Digital yuan might overtake the Euro but unlikely to replace USD as the world’s reserve currency immediately
Dutch fintech-focused non-profit think tank dGen has published a report claiming that at least three to five countries worldwide will replace their fiat currency entirely by central bank digital currencies (CBDC) in the next 10 years.
The report, dedicated to geopolitical trends of CBDCs, attempts to explain and predict the status of major global fiat currencies such as the US dollar, the euro and China’s yuan.
The 30-page report titled Report on Geopolitical Ramifications of CBDCs, has been compiled with support from key organisations and institutions like the European Central Bank (ECB), Standard Chartered Bank, and the Frankfurt School to understand the impact of CBDCs on the global financial system.
Central Bank Digital Currencies or CBDCs are the digital representation of fiat money issued by a country’s central bank to provide cashless transactions, speed up payments and reduce associated costs.

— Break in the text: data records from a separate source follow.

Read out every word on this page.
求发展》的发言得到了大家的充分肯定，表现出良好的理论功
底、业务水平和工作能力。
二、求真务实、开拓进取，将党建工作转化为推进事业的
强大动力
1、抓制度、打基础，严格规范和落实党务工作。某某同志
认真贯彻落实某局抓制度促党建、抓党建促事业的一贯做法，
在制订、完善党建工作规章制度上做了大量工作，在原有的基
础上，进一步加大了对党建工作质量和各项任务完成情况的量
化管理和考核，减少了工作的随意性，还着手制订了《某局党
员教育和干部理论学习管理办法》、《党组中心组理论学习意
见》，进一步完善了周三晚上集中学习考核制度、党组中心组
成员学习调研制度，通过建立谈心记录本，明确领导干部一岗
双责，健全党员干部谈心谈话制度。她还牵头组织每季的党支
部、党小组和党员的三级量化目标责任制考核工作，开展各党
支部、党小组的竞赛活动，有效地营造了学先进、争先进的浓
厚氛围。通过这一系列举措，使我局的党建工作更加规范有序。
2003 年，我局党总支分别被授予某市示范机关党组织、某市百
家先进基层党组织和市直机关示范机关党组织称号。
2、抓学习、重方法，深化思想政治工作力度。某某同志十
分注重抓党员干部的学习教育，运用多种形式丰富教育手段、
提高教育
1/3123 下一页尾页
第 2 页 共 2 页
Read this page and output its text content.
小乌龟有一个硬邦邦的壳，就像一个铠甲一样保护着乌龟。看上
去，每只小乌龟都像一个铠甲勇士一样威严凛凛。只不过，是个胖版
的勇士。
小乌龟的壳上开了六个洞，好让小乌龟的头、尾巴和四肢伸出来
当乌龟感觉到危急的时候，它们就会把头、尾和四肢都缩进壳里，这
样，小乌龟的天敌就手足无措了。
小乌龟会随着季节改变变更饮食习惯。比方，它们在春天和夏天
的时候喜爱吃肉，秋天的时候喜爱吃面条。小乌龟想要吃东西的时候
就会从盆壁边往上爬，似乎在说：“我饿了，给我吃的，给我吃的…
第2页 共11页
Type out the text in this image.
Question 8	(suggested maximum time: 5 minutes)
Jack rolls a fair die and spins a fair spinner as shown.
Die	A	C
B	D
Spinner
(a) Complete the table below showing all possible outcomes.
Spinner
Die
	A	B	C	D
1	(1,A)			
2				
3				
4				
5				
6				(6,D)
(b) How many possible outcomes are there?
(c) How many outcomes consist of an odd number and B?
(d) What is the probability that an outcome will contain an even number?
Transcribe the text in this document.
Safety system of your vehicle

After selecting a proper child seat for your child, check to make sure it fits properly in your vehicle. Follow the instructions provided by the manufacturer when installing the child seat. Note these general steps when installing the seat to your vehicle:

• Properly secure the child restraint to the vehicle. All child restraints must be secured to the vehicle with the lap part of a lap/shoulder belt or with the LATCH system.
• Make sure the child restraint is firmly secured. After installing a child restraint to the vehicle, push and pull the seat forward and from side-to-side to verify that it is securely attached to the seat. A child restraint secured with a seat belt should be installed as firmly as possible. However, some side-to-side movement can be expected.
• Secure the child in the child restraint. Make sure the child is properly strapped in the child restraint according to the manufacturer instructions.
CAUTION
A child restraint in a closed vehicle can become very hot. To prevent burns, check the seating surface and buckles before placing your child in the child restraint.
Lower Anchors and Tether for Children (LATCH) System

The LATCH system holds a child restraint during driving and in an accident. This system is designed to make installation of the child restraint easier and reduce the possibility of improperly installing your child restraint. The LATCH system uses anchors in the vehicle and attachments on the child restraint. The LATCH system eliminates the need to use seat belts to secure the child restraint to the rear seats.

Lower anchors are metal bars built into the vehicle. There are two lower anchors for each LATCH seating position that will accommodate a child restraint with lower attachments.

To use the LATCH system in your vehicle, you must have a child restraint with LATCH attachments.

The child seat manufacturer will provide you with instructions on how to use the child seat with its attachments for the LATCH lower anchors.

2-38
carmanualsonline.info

The report does not make predictions on exactly which countries are likely to entirely shift to CBDCs by 2030. However, dGen outlines significant progress with regards to the CBDCs in jurisdictions like the Bahamas and Sweden. The think tank further pointed out that Sweden has already launched an e-krona development program to enable the country’s plan to go cashless by 2025.
The stability and security of the euro will be overtaken by China’s digital yuan project if Europe does not develop its own CBDC by 2025, the report forecasted. It further stressed the need for the ECB to establish a “suitable environment for the prosperity of the digital euro,” adding that fiat currency was at risk of losing its position in the global economy.
Philipp Sandner, head of the Frankfurt School Blockchain Center, criticised the ECB for its apparent lack of action:
“The ECB’s reaction has been too slow. Especially, the benefits from a CBDC for the industry, e.g., based on programmable money, are currently neglected. Given Libra and the [digital yuan], the ECB has to react quickly to keep its geopolitical position”.
The report further notes that while the digital yuan poses a threat to the euro, it is unlikely to overtake the US Dollar as the world’s reserve currency anytime soon.
“Launching a digital yuan will not unseat the dollar — at least not immediately,” dGen wrote. The digital yuan has low chances of beating the dollar due to “political unrest in China and the effort of shifting reserves and invoicing,” the report added.